In this dataframe:
df <- data.frame(
comp = c("pre",rep("story",4), rep("x",2), rep("story",3)),
hbr = c(101:110)
)
let's say I need to compute the mean for hbr
subsetted to the first stretch where comp=="story"
, how would I do that more efficiently than this way, which seems bulky and longwinded and requires that I specify the grp
I want to compute the mean for manually:
library(dplyr)
library(data.table)
df %>%
mutate(grp = rleid(comp)) %>%
summarise(M = mean(hbr[grp==2]))
M
1 103.5
CodePudding user response:
In base R, you can select the desired rows using cumsum
and diff
, and then choosing which group you need (here it's the first, so 1), and then compute the mean on those rows. With this option, you don't need to get the group you need manually and you don't require any additional packages.
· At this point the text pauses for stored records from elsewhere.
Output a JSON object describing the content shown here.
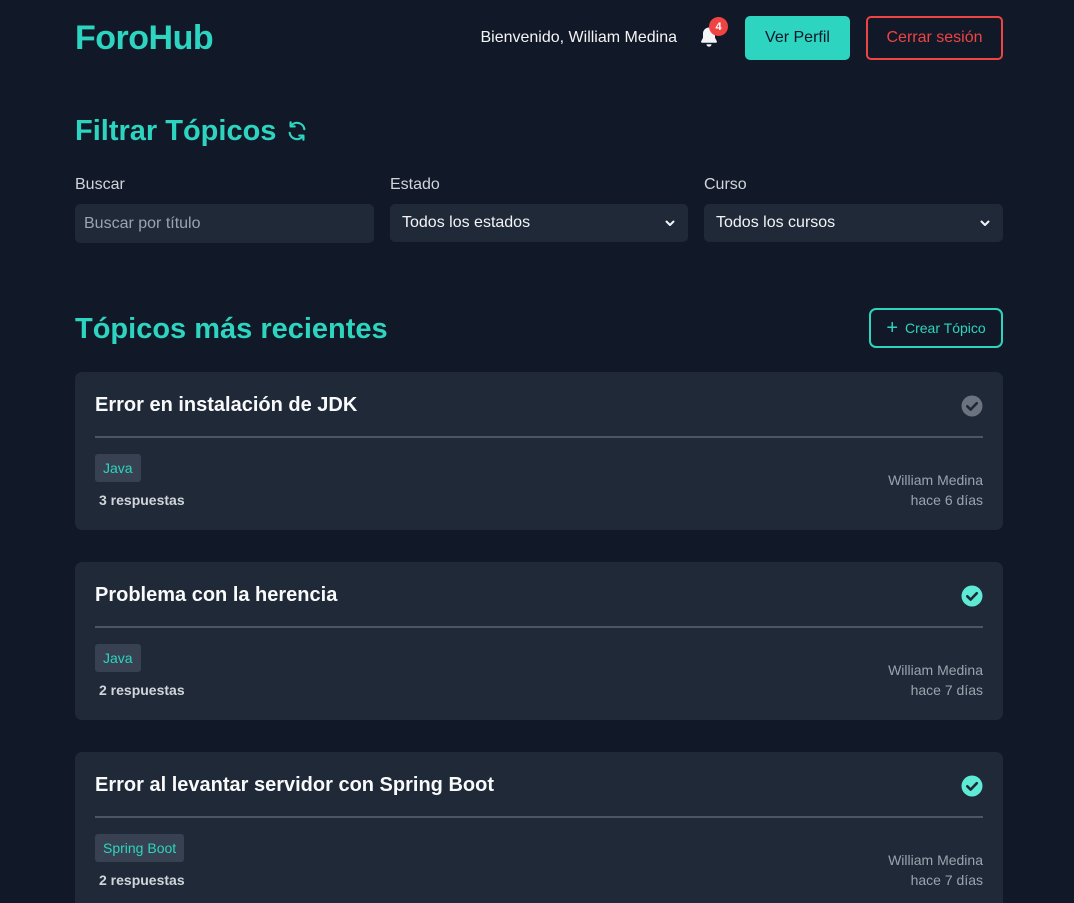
{
  "header": {
    "logo": "ForoHub",
    "welcome": "Bienvenido, William Medina",
    "notification_count": "4",
    "profile_button": "Ver Perfil",
    "logout_button": "Cerrar sesión"
  },
  "filters": {
    "title": "Filtrar Tópicos",
    "search": {
      "label": "Buscar",
      "placeholder": "Buscar por título",
      "value": ""
    },
    "status": {
      "label": "Estado",
      "selected": "Todos los estados"
    },
    "course": {
      "label": "Curso",
      "selected": "Todos los cursos"
    }
  },
  "topics": {
    "title": "Tópicos más recientes",
    "create_button": "Crear Tópico",
    "items": [
      {
        "title": "Error en instalación de JDK",
        "course": "Java",
        "replies": "3 respuestas",
        "author": "William Medina",
        "time": "hace 6 días",
        "solved": false
      },
      {
        "title": "Problema con la herencia",
        "course": "Java",
        "replies": "2 respuestas",
        "author": "William Medina",
        "time": "hace 7 días",
        "solved": true
      },
      {
        "title": "Error al levantar servidor con Spring Boot",
        "course": "Spring Boot",
        "replies": "2 respuestas",
        "author": "William Medina",
        "time": "hace 7 días",
        "solved": true
      }
    ]
  },
  "colors": {
    "background": "#111827",
    "card": "#1f2937",
    "accent": "#2dd4bf",
    "danger": "#ef4444",
    "check_solved": "#5eead4",
    "check_unsolved": "#6b7280"
  },
  "icons": {
    "notifications": "bell-icon",
    "refresh": "refresh-icon",
    "dropdown": "chevron-down-icon",
    "create": "plus-icon",
    "status": "check-circle-icon"
  }
}
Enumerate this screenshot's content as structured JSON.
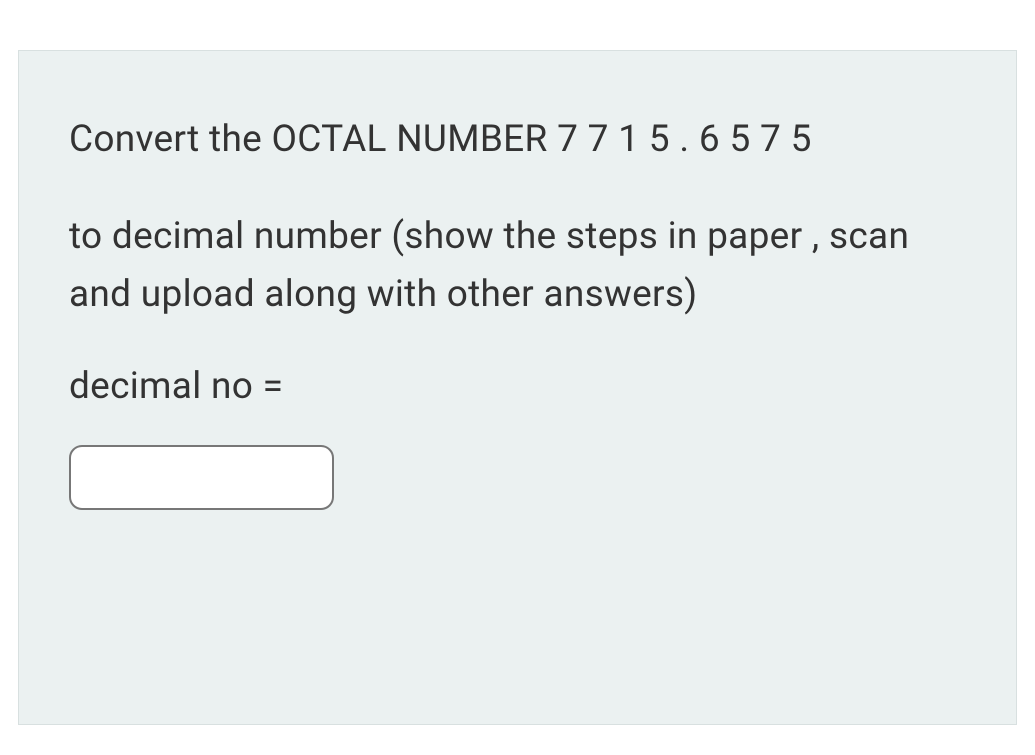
{
  "question": {
    "line1": "Convert the OCTAL NUMBER  7 7 1 5 . 6 5 7 5",
    "line2": "to decimal number (show the steps in paper , scan and upload along with other answers)",
    "line3": "decimal  no ="
  },
  "input": {
    "value": "",
    "placeholder": ""
  }
}
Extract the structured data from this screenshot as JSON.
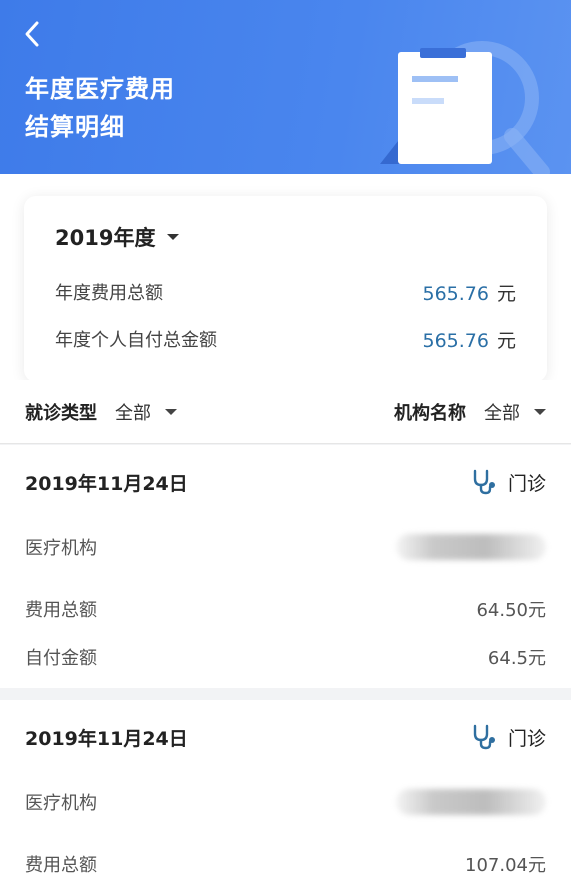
{
  "header": {
    "title_line1": "年度医疗费用",
    "title_line2": "结算明细"
  },
  "summary": {
    "year_label": "2019年度",
    "total_label": "年度费用总额",
    "total_value": "565.76",
    "total_unit": "元",
    "self_pay_label": "年度个人自付总金额",
    "self_pay_value": "565.76",
    "self_pay_unit": "元"
  },
  "filters": {
    "visit_type_label": "就诊类型",
    "visit_type_value": "全部",
    "institution_label": "机构名称",
    "institution_value": "全部"
  },
  "records": [
    {
      "date": "2019年11月24日",
      "visit_type": "门诊",
      "institution_label": "医疗机构",
      "total_label": "费用总额",
      "total_value": "64.50元",
      "self_pay_label": "自付金额",
      "self_pay_value": "64.5元"
    },
    {
      "date": "2019年11月24日",
      "visit_type": "门诊",
      "institution_label": "医疗机构",
      "total_label": "费用总额",
      "total_value": "107.04元"
    }
  ],
  "colors": {
    "header_blue": "#4a86ee",
    "amount_blue": "#2a6fa6",
    "icon_blue": "#2f6fa0"
  },
  "icons": {
    "back": "chevron-left-icon",
    "stethoscope": "stethoscope-icon"
  }
}
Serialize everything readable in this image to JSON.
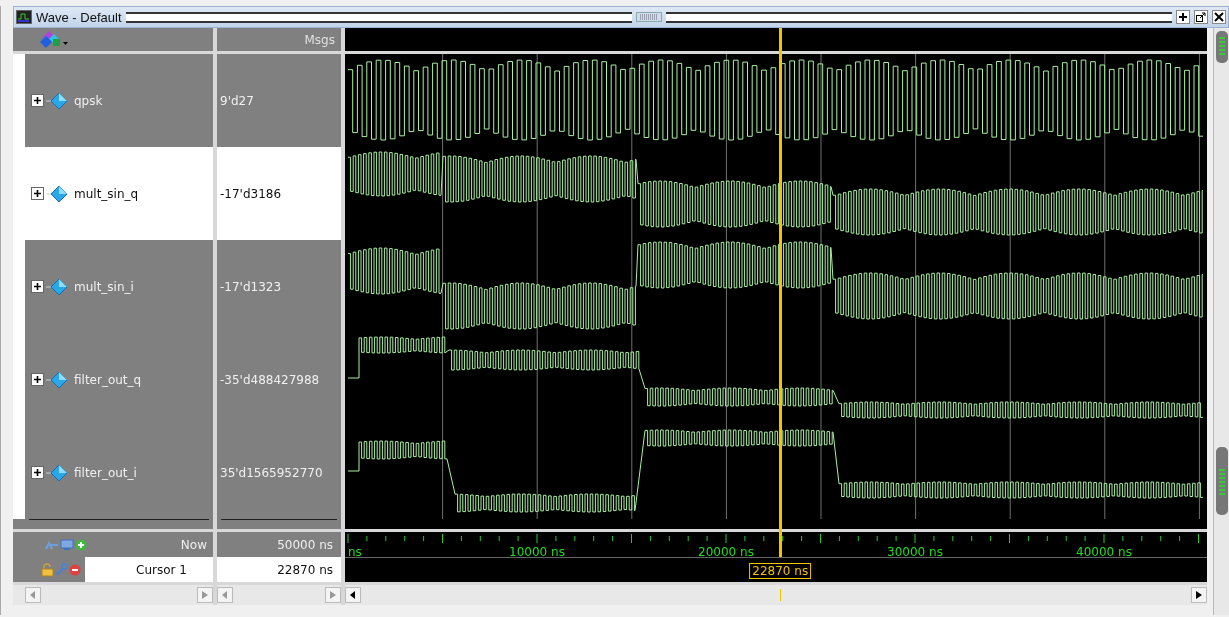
{
  "window": {
    "title": "Wave - Default"
  },
  "header": {
    "value_column": "Msgs"
  },
  "signals": [
    {
      "name": "qpsk",
      "value": "9'd27",
      "selected": false
    },
    {
      "name": "mult_sin_q",
      "value": "-17'd3186",
      "selected": true
    },
    {
      "name": "mult_sin_i",
      "value": "-17'd1323",
      "selected": false
    },
    {
      "name": "filter_out_q",
      "value": "-35'd488427988",
      "selected": false
    },
    {
      "name": "filter_out_i",
      "value": "35'd1565952770",
      "selected": false
    }
  ],
  "now": {
    "label": "Now",
    "value": "50000 ns"
  },
  "cursor": {
    "label": "Cursor 1",
    "value": "22870 ns",
    "time_label": "22870 ns"
  },
  "timeline": {
    "labels": [
      "ns",
      "10000 ns",
      "20000 ns",
      "30000 ns",
      "40000 ns"
    ]
  }
}
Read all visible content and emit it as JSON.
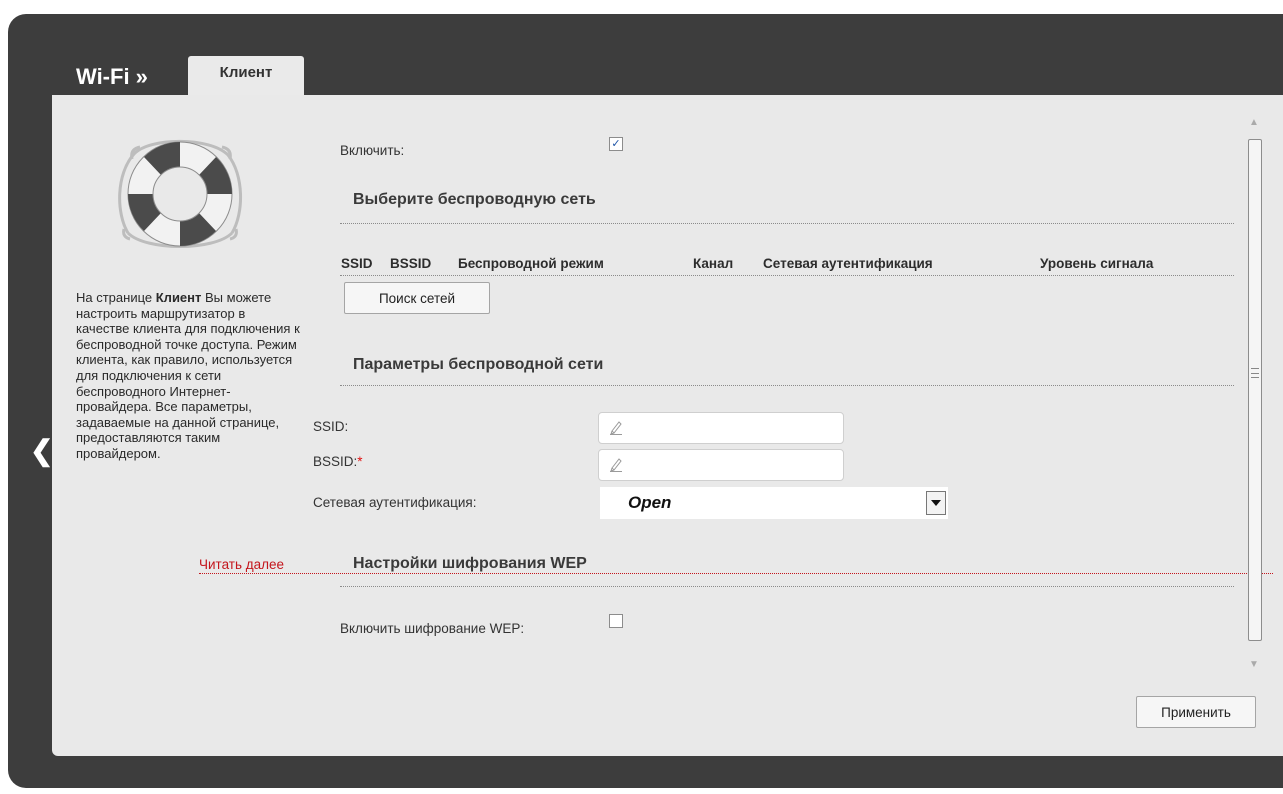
{
  "breadcrumb": {
    "root": "Wi-Fi »",
    "current_tab": "Клиент"
  },
  "sidebar": {
    "help_prefix": "На странице",
    "help_bold": "Клиент",
    "help_rest": "Вы можете настроить маршрутизатор в качестве клиента для подключения к беспроводной точке доступа. Режим клиента, как правило, используется для подключения к сети беспроводного Интернет-провайдера. Все параметры, задаваемые на данной странице, предоставляются таким провайдером.",
    "read_more": "Читать далее",
    "icon": "lifebuoy-icon"
  },
  "form": {
    "enable_label": "Включить:",
    "enable_checked": true,
    "select_network_title": "Выберите беспроводную сеть",
    "table_headers": [
      "SSID",
      "BSSID",
      "Беспроводной режим",
      "Канал",
      "Сетевая аутентификация",
      "Уровень сигнала"
    ],
    "search_button": "Поиск сетей",
    "params_title": "Параметры беспроводной сети",
    "ssid_label": "SSID:",
    "ssid_value": "",
    "bssid_label": "BSSID:",
    "bssid_required": "*",
    "bssid_value": "",
    "auth_label": "Сетевая аутентификация:",
    "auth_value": "Open",
    "wep_title": "Настройки шифрования WEP",
    "wep_enable_label": "Включить шифрование WEP:",
    "wep_checked": false,
    "apply_button": "Применить"
  },
  "colors": {
    "frame": "#3d3d3d",
    "panel": "#e9e9e9",
    "link": "#c4151c"
  }
}
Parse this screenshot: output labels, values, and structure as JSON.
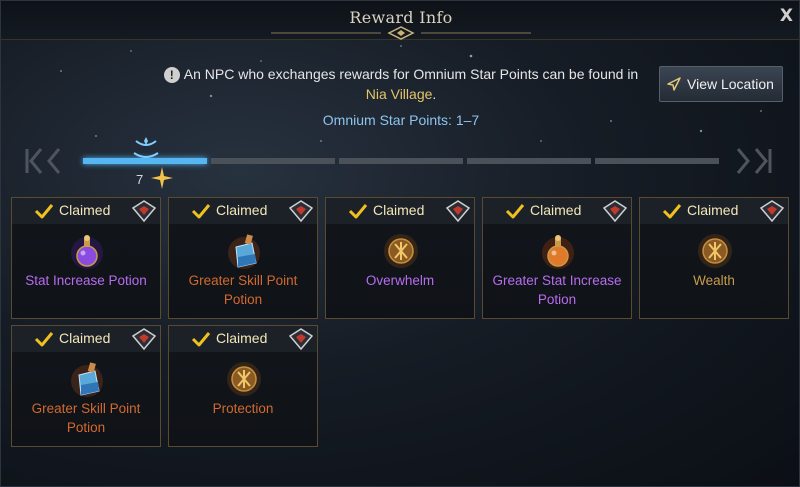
{
  "window": {
    "title": "Reward Info",
    "close_label": "X"
  },
  "notice": {
    "line1": "An NPC who exchanges rewards for Omnium Star Points can be found in",
    "location": "Nia Village",
    "line_end": "."
  },
  "view_location_button": {
    "label": "View Location",
    "icon": "compass-icon"
  },
  "points_range_label": "Omnium Star Points: 1–7",
  "progress": {
    "current_points": "7",
    "active_segments": 1,
    "total_segments": 5,
    "accent": "#56b6f2"
  },
  "rewards": [
    {
      "status": "Claimed",
      "name_line1": "Stat Increase Potion",
      "name_line2": "",
      "name_color": "#b76cf0",
      "icon": "purple-potion-icon"
    },
    {
      "status": "Claimed",
      "name_line1": "Greater Skill Point",
      "name_line2": "Potion",
      "name_color": "#d2692f",
      "icon": "blue-potion-bottle-icon"
    },
    {
      "status": "Claimed",
      "name_line1": "Overwhelm",
      "name_line2": "",
      "name_color": "#b76cf0",
      "icon": "rune-icon"
    },
    {
      "status": "Claimed",
      "name_line1": "Greater Stat Increase",
      "name_line2": "Potion",
      "name_color": "#b76cf0",
      "icon": "orange-potion-icon"
    },
    {
      "status": "Claimed",
      "name_line1": "Wealth",
      "name_line2": "",
      "name_color": "#c99b4c",
      "icon": "rune-icon"
    },
    {
      "status": "Claimed",
      "name_line1": "Greater Skill Point",
      "name_line2": "Potion",
      "name_color": "#d2692f",
      "icon": "blue-potion-bottle-icon"
    },
    {
      "status": "Claimed",
      "name_line1": "Protection",
      "name_line2": "",
      "name_color": "#d2692f",
      "icon": "rune-icon"
    }
  ]
}
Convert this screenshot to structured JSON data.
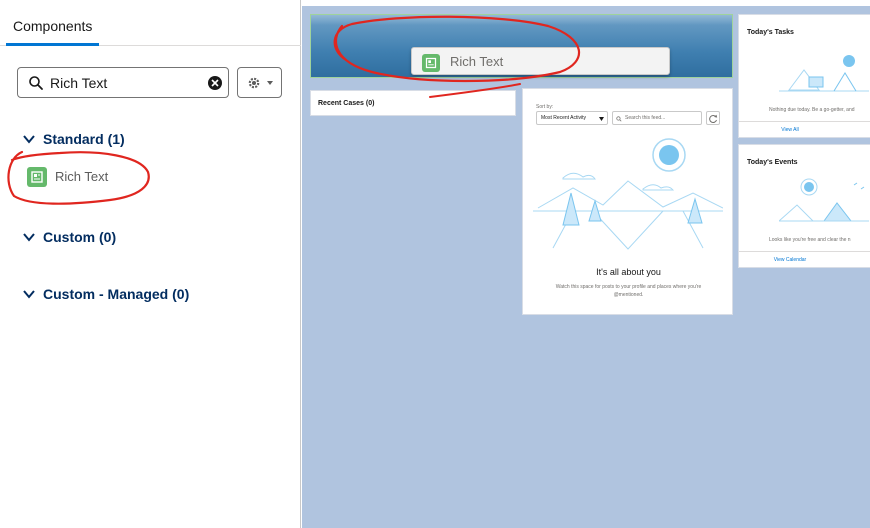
{
  "left_panel": {
    "tab_label": "Components",
    "search": {
      "value": "Rich Text"
    },
    "sections": [
      {
        "label": "Standard (1)",
        "items": [
          "Rich Text"
        ]
      },
      {
        "label": "Custom (0)",
        "items": []
      },
      {
        "label": "Custom - Managed (0)",
        "items": []
      }
    ]
  },
  "canvas": {
    "drag_chip_label": "Rich Text",
    "recent_cases_title": "Recent Cases (0)",
    "feed": {
      "sort_label": "Sort by:",
      "sort_value": "Most Recent Activity",
      "search_placeholder": "Search this feed...",
      "heading": "It's all about you",
      "message": "Watch this space for posts to your profile and places where you're @mentioned."
    },
    "tasks": {
      "title": "Today's Tasks",
      "message": "Nothing due today. Be a go-getter, and",
      "link": "View All"
    },
    "events": {
      "title": "Today's Events",
      "message": "Looks like you're free and clear the n",
      "link": "View Calendar"
    }
  },
  "colors": {
    "accent": "#0176d3",
    "section_text": "#032d60",
    "annotation": "#e0261f",
    "component_icon": "#65b96b"
  }
}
idx <- which(df$comp == "story")
first <- idx[cumsum(c(1, diff(idx) != 1)) == 1]
#[1] 2 3 4 5
mean(df$hbr[first])
#[1] 103.5
CodePudding user response:
I'm not sure if this is any better, but at least you only need to specify that you want the first run of 'story':
df %>%
mutate(grp = ifelse(comp == 'story', rleid(comp), NA)) %>%
filter(grp == min(grp, na.rm = TRUE)) %>%
summarise(M = mean(hbr))
#> M
#> 1 103.5